A CF/1988 (art. 225, caput, e art. 5.º, § 2.º) atribuiu ao direito ao ambiente, o status de direito fundamental do indivíduo e da coletividade, bem como consagrou a proteção ambiental como um dos objetivos ou tarefas fundamentais do Estado de Direito brasileiro. Esse novo regime jurídico-constitucional ecológico vincula todas as dimensões do Estado, impactando, de modo particular, a atuação dos três poderes republicanos: Legislativo, Executivo e Judiciário. A ordem constitucional consagrou a dupla funcionalidade da proteção ambiental no ordenamento jurídico brasileiro, ou seja, tanto sob a forma de um objetivo e tarefa estatal quanto de um direito (e dever) fundamental do indivíduo e da coletividade, implicando todo um complexo de direitos e deveres fundamentais de cunho ecológico. O Estado brasileiro, por força da norma constitucional, está, portanto, obrigado a adotar medidas – legislativas, administrativas e judiciais – atinentes à tutela ecológica, capazes de assegurar concretamente o exercício do direito fundamental em questão.

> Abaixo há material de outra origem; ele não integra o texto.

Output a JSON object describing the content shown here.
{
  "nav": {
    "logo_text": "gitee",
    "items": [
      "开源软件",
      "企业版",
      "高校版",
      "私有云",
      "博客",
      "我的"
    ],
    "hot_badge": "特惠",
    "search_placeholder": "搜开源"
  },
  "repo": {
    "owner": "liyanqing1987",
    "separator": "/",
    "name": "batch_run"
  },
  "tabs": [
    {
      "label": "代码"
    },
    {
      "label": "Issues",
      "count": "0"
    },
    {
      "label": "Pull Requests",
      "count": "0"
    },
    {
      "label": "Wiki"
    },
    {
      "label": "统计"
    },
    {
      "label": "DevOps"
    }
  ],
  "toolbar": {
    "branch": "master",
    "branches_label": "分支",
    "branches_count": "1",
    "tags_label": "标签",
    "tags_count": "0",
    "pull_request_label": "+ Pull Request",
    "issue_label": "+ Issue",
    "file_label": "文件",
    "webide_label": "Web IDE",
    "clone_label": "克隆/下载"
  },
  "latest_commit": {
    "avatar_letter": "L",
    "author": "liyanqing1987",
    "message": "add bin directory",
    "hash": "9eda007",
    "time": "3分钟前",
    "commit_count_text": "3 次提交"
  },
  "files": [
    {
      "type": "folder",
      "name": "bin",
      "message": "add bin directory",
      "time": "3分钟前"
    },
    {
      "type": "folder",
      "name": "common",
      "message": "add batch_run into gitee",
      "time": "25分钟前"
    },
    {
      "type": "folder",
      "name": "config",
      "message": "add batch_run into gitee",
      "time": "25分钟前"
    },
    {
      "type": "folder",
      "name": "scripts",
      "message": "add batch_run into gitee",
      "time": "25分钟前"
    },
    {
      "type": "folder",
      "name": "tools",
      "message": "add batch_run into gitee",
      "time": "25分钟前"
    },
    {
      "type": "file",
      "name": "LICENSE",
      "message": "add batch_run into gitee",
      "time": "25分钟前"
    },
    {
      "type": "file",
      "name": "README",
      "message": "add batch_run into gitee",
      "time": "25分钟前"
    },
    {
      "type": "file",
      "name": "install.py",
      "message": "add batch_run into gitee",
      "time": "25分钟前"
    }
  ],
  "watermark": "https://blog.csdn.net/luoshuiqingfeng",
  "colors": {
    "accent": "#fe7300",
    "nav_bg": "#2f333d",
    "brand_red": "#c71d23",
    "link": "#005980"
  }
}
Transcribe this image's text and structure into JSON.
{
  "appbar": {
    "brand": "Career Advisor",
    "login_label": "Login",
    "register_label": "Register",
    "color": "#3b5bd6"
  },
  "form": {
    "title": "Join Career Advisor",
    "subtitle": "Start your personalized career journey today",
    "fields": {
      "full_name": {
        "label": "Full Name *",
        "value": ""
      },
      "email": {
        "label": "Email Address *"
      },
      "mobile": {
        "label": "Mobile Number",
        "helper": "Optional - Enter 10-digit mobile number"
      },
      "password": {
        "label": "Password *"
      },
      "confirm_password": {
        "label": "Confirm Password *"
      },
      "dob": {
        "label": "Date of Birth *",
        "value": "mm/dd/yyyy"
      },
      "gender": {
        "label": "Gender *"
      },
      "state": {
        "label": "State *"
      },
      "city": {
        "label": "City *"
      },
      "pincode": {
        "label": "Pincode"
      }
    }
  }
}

Portanto, é de se destacar que o art. 21, XXIV, da CF/1998 positiva que Compete à União, organizar, manter e executar a inspeção do trabalho. Bem como compete também a União legislar sobre saúde e segurança do trabalho, nos moldes do recente julgado na ADI 3811. Além disso, é imprescindível o controle e efetivação por parte do judiciário da normativa insculpida no Art. 225, entendida em conjunto com as demais disposições constitucionais a respeito da proteção do meio ambiente do trabalho . Não é mais crível que os Juízes e Tribunais adotem uma postura omissiva quanto à sua função de execer o controle de constitucionalidade de leis e demais fontes normativas do direito. Nesta esteira, os professores Ingo Sarlet e Fensterseifer afirmam que7:

Há, de tal sorte, obrigação constitucional do Estado-Legislador de adotar medidas legislativas e do Estado Administrador de executar tais medidas de forma adequada e suficiente à tutela ecológica, assegurando o exercício efetivo do direito fundamental em questão. E, quando tal não ocorrer, por omissão ou atuação insuficiente dos entes estatais, o Estado Juiz poderá ser acionado para coibir ou corrigir eventuais violações aos parâmetros constitucionalmente exigidos em termos de proteção e promoção do direito de todos a viverem um ambiente sadio, seguro e equilibrado.

Portanto, infelizmente, há ainda um longo caminho para se percorrer quanto a concretização de uma adequada proteção ao meio ambiente de trabalho sadio e equilibrado. Segundo o Desembargador do Trabalho Sebastião Geraldo de Oliveira, em seu livro “Indenizções por Acidente do Trabalho ou Doença Ocupacional”8:

Basta dizer, com base na estatística oficial de 2016, que ainda ocorrem no Brasil mais de seis mortes a cada dia por acidente do trabalho. Se somarmos o número de mortes por acidente do trabalho (2.288) com a quantidade daqueles que se aposentam por incapacidade permanente (14.981), concluiremos que diaramente mais de 47 pessoas deixam definitivamente o mundo do trabalho. Além disso, em média, 504 trabalhadores por dia entram em gozo de auxílio doença acidentário com afastamento por período superior a 15 dias.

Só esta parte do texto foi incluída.